The legislature will be working to fill a $235-million hole left in this year’s fiscal budget, while at the same time working to fill an expected $648-million hole in next year’s budget. So, the governor, again, called for long term solutions.

“It is my honor to present the second regular session of the 56th legislature, my state of the state address and the final one of my administration,” Governor Fallin said to little applause. 

Not much excitement or optimism going into this year’s legislative session. A group unfurled a “Oklahoma state of despair” banner during the governor’s speech and a heckler shouted “liar” at the end. 

During her annual state of the state speech, Governor Fallin backed a plan by business and civic leaders, calling themselves “Step up OK”, to raise taxes and make changes to the structure of state government.

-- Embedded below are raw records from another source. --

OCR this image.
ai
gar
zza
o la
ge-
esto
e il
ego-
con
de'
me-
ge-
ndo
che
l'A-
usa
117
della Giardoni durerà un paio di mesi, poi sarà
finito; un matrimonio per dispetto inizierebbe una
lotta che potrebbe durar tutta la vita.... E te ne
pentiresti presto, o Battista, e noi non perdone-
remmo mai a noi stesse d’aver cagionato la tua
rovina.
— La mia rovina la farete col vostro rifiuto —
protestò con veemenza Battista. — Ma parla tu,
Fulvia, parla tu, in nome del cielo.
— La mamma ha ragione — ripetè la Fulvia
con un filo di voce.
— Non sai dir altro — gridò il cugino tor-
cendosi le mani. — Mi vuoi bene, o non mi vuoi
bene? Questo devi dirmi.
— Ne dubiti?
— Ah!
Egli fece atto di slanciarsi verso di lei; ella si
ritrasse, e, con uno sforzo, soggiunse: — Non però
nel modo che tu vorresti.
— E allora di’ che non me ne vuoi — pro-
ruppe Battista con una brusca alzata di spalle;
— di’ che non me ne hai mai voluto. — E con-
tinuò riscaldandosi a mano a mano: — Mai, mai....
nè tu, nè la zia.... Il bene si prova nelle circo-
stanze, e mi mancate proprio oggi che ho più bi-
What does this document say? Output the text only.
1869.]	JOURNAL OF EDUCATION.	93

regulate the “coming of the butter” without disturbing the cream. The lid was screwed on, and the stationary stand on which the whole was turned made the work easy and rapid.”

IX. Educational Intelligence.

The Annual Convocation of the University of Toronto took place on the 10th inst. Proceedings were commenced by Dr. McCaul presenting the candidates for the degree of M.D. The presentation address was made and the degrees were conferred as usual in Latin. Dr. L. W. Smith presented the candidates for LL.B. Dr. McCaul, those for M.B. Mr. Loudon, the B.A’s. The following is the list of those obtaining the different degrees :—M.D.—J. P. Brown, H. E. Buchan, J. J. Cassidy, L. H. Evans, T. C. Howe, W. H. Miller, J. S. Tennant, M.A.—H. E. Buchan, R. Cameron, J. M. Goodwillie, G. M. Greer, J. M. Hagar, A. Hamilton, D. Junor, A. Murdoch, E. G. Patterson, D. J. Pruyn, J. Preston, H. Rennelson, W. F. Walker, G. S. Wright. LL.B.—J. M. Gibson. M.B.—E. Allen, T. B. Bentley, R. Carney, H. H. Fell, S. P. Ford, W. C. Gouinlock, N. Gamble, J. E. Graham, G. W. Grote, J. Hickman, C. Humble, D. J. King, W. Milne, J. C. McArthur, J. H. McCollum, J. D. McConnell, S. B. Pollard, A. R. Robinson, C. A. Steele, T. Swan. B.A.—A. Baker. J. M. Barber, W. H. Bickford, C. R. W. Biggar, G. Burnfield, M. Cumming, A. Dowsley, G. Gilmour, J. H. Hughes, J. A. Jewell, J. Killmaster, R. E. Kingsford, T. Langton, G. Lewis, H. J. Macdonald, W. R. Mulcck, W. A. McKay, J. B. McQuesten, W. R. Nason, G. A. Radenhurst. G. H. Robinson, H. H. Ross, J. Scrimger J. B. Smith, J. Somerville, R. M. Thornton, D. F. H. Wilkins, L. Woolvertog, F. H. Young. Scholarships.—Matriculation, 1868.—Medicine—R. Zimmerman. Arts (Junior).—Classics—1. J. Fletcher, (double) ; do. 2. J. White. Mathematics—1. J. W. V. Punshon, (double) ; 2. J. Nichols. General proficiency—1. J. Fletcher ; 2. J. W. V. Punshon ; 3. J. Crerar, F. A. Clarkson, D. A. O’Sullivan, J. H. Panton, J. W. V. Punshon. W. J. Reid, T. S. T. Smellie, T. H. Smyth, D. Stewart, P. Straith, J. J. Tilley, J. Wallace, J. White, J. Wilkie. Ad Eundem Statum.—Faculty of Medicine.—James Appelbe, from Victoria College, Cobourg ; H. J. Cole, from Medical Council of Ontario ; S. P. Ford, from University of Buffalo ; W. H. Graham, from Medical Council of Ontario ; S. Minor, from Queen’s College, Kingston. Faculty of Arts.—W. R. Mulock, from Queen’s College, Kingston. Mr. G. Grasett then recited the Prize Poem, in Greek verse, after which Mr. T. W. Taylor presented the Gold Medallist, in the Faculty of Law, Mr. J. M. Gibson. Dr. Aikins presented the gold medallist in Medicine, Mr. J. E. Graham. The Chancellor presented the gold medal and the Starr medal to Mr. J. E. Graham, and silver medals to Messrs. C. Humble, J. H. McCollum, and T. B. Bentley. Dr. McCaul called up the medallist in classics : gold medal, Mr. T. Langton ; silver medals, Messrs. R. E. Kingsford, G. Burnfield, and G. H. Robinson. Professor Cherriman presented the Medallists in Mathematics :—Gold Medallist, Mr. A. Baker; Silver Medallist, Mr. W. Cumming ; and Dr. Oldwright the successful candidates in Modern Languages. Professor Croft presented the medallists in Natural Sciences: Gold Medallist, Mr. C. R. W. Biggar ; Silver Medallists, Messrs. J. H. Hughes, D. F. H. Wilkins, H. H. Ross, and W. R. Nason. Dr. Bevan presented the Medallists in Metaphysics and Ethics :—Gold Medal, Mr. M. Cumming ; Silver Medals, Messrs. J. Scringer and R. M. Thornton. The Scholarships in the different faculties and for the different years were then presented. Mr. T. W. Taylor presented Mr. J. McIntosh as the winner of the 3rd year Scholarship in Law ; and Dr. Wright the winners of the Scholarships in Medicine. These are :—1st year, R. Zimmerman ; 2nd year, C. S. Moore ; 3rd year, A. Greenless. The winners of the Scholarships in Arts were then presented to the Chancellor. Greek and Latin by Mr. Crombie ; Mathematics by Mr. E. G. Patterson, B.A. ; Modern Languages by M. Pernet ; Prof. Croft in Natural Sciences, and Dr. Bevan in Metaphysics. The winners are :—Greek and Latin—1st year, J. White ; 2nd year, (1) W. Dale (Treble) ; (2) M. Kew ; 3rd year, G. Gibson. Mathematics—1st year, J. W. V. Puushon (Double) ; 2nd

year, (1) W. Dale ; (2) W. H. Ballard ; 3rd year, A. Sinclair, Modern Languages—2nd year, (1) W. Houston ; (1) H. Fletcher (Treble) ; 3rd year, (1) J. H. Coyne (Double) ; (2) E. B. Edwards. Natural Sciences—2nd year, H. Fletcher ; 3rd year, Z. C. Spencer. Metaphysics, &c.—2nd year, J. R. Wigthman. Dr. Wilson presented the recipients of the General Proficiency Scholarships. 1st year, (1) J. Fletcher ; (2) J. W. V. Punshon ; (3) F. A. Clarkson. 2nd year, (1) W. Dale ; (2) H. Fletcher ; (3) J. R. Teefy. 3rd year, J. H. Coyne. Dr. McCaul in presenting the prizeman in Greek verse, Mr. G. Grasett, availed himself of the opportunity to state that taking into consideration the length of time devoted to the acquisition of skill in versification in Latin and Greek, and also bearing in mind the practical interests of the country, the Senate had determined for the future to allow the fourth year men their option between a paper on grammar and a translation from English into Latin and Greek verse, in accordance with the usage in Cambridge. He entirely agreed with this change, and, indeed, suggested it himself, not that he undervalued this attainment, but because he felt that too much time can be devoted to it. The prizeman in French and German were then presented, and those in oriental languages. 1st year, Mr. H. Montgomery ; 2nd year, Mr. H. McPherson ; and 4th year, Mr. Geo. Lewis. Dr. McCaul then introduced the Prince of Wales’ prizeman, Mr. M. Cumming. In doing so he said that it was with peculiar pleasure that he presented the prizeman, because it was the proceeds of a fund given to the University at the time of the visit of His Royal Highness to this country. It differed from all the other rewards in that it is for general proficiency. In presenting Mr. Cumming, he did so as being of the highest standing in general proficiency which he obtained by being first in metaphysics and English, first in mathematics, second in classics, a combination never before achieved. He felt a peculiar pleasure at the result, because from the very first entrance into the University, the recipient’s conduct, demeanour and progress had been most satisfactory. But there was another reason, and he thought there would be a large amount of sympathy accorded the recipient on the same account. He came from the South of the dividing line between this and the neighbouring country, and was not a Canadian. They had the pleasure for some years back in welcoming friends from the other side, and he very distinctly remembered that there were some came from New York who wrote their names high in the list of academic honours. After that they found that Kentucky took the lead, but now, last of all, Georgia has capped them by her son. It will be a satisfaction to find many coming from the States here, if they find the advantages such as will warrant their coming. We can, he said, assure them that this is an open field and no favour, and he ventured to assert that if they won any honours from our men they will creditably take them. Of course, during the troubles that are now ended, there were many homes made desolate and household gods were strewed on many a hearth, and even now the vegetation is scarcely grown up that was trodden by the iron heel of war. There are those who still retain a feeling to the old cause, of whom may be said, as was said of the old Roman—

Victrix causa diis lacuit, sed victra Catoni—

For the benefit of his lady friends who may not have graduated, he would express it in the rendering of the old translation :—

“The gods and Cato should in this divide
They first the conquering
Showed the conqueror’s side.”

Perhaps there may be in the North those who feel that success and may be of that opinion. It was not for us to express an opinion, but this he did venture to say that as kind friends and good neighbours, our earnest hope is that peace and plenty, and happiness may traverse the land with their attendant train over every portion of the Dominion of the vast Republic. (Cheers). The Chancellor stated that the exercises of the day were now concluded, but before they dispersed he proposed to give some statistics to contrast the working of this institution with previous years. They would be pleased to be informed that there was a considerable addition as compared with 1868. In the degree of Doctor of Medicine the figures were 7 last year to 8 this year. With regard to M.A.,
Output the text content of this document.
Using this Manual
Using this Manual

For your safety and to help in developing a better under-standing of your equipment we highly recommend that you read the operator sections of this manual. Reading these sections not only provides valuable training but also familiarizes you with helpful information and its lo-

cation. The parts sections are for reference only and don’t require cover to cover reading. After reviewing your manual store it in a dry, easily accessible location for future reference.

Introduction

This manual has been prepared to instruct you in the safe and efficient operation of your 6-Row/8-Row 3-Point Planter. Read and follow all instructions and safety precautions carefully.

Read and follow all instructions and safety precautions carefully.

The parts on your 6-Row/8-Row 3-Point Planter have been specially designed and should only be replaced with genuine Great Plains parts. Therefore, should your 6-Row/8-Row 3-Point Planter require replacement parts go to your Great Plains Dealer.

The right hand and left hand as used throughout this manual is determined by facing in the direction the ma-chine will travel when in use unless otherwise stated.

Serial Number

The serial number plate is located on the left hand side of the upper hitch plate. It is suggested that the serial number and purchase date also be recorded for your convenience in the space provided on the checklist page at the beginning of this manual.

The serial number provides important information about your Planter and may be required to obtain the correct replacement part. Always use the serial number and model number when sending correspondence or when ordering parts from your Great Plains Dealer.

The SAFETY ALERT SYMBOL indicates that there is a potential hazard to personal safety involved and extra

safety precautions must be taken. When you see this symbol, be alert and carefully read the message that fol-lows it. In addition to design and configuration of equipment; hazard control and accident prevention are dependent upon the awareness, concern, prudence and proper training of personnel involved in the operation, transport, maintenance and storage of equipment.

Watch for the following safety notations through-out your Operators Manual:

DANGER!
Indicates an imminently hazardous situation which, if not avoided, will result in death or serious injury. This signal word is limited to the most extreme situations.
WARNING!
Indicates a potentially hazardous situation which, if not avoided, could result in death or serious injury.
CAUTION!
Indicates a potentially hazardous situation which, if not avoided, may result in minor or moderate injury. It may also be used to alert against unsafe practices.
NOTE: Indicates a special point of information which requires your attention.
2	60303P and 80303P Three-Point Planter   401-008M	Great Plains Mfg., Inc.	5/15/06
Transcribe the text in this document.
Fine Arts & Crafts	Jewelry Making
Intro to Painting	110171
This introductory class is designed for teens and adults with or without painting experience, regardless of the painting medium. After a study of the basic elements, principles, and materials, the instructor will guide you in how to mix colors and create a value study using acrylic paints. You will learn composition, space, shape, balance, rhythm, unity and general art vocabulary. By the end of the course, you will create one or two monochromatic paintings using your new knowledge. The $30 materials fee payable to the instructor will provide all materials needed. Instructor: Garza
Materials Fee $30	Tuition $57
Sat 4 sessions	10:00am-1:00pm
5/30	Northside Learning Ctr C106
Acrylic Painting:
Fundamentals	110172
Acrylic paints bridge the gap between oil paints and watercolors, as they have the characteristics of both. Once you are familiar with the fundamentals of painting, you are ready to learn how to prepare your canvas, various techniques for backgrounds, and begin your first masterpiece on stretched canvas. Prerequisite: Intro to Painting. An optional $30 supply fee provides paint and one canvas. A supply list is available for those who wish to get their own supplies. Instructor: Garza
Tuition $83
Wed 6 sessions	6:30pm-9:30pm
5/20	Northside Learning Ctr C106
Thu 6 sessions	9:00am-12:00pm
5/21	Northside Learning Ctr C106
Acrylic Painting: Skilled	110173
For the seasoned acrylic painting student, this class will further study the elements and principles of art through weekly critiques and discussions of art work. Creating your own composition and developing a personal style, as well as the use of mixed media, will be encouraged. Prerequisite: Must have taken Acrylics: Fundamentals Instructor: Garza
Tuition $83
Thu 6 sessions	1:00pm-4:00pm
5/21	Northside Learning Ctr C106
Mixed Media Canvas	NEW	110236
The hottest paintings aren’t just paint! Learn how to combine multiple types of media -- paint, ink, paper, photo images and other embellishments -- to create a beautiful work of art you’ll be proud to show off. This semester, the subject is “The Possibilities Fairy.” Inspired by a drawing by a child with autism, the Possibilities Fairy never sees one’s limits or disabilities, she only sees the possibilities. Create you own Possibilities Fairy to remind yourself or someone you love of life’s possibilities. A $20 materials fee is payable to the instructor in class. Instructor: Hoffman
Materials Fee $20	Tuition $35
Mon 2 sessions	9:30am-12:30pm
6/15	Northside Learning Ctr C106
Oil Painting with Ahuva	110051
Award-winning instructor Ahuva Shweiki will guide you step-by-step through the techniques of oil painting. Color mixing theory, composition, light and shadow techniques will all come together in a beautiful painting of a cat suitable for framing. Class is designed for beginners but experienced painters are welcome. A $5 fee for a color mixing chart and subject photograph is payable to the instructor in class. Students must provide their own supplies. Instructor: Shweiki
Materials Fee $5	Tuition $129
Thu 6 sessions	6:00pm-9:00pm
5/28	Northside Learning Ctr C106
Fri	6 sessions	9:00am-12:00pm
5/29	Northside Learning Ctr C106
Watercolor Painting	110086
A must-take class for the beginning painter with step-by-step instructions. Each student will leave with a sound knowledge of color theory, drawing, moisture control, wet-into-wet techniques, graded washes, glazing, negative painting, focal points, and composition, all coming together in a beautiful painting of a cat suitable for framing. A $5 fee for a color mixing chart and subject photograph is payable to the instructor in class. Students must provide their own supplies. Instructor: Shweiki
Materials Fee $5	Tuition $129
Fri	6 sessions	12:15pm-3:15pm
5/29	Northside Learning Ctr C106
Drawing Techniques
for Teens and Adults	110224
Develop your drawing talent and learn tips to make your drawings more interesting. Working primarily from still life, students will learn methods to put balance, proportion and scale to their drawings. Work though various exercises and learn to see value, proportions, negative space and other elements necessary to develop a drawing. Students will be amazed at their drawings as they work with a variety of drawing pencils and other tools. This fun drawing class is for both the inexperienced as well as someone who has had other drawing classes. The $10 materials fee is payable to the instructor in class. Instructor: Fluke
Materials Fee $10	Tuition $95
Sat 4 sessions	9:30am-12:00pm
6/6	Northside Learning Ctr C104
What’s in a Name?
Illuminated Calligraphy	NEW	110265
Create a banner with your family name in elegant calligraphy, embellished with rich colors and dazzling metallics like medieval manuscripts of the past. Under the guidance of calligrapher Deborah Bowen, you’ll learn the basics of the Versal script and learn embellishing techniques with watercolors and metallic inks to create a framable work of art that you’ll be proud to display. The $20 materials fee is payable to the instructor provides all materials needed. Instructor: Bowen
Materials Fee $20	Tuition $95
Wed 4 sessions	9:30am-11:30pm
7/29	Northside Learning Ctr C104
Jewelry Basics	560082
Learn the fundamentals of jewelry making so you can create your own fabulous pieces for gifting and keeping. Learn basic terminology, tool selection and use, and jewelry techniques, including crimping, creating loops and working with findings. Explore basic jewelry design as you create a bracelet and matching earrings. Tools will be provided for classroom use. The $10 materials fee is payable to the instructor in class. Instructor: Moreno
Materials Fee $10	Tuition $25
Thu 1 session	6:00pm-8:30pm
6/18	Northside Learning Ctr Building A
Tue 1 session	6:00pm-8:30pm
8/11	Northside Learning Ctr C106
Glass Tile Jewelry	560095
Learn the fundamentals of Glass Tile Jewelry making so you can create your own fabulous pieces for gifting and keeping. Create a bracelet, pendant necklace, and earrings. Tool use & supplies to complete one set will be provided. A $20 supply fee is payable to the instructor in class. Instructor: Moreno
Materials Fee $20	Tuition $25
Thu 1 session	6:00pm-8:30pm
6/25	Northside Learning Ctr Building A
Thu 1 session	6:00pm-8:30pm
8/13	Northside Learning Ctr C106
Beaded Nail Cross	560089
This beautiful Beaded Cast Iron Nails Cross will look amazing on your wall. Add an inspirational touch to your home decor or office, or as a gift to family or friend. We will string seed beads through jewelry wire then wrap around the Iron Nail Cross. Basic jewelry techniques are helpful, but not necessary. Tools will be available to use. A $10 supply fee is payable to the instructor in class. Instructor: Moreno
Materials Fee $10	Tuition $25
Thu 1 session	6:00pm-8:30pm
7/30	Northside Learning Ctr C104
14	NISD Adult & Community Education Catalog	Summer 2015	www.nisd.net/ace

“It’s designed to put our state on a fiscally stable path, bring about much-needed reform, give our teachers a $5,000 pay raise, and frankly to break the gridlock,” the governor said.

Many of the ideas presented in the plan have been pitched before. They’re being met with mixed reviews.

“The ‘Step Up’ plan is a good starting spot. Frankly, we voted in favor of some of the measures.  And many of the measures we haven’t,” said Senator John Sparks (D) House Minority Leader.

Senator Mike Schulz (R) President Pro Tempore said, “I think it is a good revenue package that does put us on a much better path looking forward as a state.”

Representative Cory Wiliams (D) Stillwater said, “This ‘Step Up Oklahoma’ plan that you see before you is nothing more than a ploy by the oil and gas industry to avoid a ballot issue in November where Oklahomans overwhelmingly will adopt a restoration of the gross production tax to a seven percent which is a reasonable tax rate.”

The industry agreed to a rate hike from two to four percent. The governor says the key here is compromise.

“There are no perfect solutions or plans. We know there is no perfect legislation. But, we also know that compromise is at the very core of the budget on which you will vote” Fallin said, “Now it is time for us to step up, be courageous, do our jobs, and pass this plan!”

The governor also addressed the need for meaningful criminal justice reform.

Legislators could begin unveiling “Step Up Oklahoma” bills this week.